I called, emailed, texted and wrote to a dozen people about Partners, and they never even bothered replying to me.
I wrote articles that I personally thought were masterpieces and got polite replies back from a long list of magazines and newspapers saying that they are sorry they cannot publish my piece this time, but good luck to you.
My blog is not gaining any followers.
My Instagram pictures have fewer likes than my children’s.
My husband got a better grade on his exam than I did, and that despite the fact that his writing is crap, and he spent two hours on it.
The new government in our country sucks so bad I am starting to feel like hiding the fact that I am Norwegian. I feel that even this could be a reason for me to fail in life.
And now the sheets I hang out to dry got rained on.
All around me I see people who succeed at everything they do. In fact, some of them have succeeded even before they start. Pieces are published in magazines, newspapers and online that get shared and commented on, and I read it and think that my stuff is so much better. Books get published and become bestsellers, and I think: Who likes this stuff? People wake up pretty. Others seem to have all the time in the world to go for runs, hikes, bike rides and exotic trips with their backpacks and tent. Me, I am feeling lucky the days I have time to take the dog for a walk for 30 minutes.
Everybody else seems to have the coolest friends and they are always getting together in the evenings wearing their nice clothes and perfectly manicured nails and drink wine from pretty glasses while they laugh at each other’s jokes and encourage each other. Me, I am often so tired that I spend the evenings at home, watching TV and eating potato chips.
The list could go on, but I feel that if I keep writing, I will put myself into depression and all the dishes piled up on my kitchen counter may never get done.
As I looked at the denial letter I got in the mail today, I honestly thought: Of course they would not grant me the money I applied for. What do they care? Plus, when will I get it? I am not very good at writing, or much else for that matter.
But then, after a while wallowing in self-pity I asked myself a question that needs to be asked. Who are you trying to impress?

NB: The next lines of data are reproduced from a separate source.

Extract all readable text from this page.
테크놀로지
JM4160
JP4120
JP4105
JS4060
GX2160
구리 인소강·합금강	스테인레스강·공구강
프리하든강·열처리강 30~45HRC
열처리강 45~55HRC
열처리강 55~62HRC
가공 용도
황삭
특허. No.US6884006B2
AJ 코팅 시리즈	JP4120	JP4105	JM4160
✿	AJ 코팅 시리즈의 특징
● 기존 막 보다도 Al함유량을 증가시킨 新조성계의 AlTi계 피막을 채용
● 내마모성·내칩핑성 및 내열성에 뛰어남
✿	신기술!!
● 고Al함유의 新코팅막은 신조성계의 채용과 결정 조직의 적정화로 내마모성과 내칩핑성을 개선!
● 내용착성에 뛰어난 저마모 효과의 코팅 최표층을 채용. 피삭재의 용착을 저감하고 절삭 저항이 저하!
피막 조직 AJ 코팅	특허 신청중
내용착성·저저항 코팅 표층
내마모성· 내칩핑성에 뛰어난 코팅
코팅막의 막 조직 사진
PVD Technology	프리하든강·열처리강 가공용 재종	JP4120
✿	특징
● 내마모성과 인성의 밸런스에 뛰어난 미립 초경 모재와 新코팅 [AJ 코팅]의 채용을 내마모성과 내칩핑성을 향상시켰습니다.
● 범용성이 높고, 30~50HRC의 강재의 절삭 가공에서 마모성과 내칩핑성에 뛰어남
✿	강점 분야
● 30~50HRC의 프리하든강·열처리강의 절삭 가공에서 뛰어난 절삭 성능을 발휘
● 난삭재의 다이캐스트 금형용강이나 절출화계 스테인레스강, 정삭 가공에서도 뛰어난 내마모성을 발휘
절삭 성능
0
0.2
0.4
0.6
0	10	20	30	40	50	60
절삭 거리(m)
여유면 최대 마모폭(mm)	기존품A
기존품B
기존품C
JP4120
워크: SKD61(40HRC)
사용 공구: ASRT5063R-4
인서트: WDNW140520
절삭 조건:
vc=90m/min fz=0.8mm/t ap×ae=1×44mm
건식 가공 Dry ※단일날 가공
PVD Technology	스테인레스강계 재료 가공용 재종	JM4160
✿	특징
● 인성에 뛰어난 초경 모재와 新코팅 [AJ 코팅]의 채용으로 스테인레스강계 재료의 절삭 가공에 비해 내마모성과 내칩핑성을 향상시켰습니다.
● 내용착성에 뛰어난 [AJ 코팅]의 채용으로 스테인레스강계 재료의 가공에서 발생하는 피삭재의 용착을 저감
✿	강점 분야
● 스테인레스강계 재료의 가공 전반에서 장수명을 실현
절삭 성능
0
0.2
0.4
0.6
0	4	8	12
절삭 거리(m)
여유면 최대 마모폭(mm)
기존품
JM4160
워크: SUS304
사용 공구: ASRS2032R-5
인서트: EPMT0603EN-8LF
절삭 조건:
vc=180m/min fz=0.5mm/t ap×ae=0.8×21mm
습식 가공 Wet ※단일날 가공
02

I have been trying to teach my children this their whole life, but it seems I need to learn it myself to: What you do and what people think about you don’t determine your worth. It simply can’t. So often I set my own value based on my successes and failures. Obviously that means that some days I am super valuable, and other days I am completely worthless. The last week I haven’t been worth much more than the broken trashcan I use for composting.
What I have told others, and believe is true for them, is that their true worth is who they are when they take away all the exterior stuff. Our true value is not how we look, how much money we make, how many articles we get published, how many prizes we receive, or how many friends we have. Our true value is in the core of who we are.
Once Steve asked me, and I have been pondering this: “What would your worth be if you were paralyzed from the neck down, lost your hearing and your vision? Would that change my value as a human being?” If the answer is yes, then we do live in a world that places people’s value on their ability to perform, as well as on their performance. And to be totally honest, that is kind of the world we do live in.
But is it right? Of course not. A person has his or her value because of the fact that he or she is a human being, created in the image of God. Nothing can take that truth away. If I can just start believing that, and act as if it is true, then a denial letter or a bad grade won’t throw me into the sump of self-pity and depressive thoughts. It will just be a bump in the road, on the road called life.
So, here I am, on a rainy day, determined to keep striving to get better, and to aim for excellence. But at the same time as I am doing this, I will also keep reminding myself that the outcomes don’t determine my value. My value has already been set and it won’t change. In the words of Winston Churchill: Success consists of going from failure to failure without the loss of enthusiasm.